To see an example of how long names work, consider the example of Fig. 6-8. Here we have a file called The quick brown fox jumps over the lazy dog. At 42-characters, it certainly qualifies as a long file name. The MS-DOS name constructed from it is THEQUI~1 and is stored in the last entry.
Figure 6-8 An example of how a long name is stored in Windows 98.
Some redundancy is built into the directory structure to help detect problems in the event that an old Windows 3 program has made a mess of the directory. The sequence number byte at the start of each entry is not strictly needed since the 0x40 bit marks the first one, but it provides additional redundancy, for example. Also, the Low field of Fig. 6-8 (the lower half of the starting cluster) is 0 in all entries but the last one, again to avoid having old programs misinterpret it and ruin the file system. The NT byte in Fig. 6-8 is used in NT and ignored in Windows 98. The A byte contains the attributes.
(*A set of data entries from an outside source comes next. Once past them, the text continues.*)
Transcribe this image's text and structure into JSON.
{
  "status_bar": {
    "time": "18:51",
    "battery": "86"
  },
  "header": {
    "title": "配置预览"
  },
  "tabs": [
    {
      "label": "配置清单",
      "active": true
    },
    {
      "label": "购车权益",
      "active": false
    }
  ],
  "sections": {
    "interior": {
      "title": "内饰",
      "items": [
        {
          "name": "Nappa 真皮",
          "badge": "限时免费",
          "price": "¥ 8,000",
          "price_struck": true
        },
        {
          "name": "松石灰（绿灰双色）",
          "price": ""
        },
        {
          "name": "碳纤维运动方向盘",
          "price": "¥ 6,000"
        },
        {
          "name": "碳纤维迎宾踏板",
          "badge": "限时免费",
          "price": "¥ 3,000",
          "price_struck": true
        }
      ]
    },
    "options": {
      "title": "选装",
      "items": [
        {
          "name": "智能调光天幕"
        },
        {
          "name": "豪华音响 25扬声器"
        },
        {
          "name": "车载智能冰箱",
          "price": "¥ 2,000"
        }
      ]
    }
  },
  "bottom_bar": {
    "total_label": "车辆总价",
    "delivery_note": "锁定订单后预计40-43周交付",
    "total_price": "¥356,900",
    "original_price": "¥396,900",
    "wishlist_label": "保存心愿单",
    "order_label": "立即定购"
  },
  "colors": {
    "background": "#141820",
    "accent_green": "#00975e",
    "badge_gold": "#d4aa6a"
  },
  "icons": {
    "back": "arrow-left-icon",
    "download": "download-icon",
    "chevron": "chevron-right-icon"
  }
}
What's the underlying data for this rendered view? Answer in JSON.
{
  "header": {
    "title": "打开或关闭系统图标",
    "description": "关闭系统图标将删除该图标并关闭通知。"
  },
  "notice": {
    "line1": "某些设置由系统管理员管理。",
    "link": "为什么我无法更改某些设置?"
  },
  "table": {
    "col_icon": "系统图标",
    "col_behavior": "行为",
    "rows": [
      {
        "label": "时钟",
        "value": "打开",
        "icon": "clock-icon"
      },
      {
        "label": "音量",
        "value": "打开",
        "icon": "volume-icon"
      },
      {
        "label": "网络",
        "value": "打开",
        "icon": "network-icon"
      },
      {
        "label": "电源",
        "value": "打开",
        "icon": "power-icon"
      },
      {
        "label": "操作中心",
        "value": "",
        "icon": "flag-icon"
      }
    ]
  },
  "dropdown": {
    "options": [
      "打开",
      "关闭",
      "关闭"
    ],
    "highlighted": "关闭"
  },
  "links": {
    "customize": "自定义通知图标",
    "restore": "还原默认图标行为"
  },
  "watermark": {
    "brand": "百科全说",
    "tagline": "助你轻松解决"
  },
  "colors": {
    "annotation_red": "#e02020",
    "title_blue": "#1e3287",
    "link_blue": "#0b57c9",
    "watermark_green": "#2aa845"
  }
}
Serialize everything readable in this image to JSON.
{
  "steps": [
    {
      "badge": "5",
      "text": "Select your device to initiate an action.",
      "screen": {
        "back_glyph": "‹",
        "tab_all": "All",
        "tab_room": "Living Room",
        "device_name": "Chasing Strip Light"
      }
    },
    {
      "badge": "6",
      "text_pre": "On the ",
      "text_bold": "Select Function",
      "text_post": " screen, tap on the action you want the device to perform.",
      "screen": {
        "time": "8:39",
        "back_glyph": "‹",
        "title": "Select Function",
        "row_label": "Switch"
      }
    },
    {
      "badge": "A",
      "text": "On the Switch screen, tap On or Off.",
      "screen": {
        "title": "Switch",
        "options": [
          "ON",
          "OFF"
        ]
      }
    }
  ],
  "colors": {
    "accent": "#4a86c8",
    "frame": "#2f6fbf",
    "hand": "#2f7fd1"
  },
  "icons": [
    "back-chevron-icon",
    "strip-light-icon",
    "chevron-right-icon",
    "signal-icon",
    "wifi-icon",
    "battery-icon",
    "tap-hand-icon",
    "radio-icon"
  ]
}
The implementation of the FAT-32 file system is conceptually similar to the implementation of the FAT-16 file system. However, instead of an array of 65,536 entries, there are as many entries as needed to cover the part of the disk with data on it. If the first million blocks are used, the table conceptually has 1 million entries. To avoid having all of them in memory at once, Windows 98 maintains a window into the table and keeps only in parts of it in memory at once.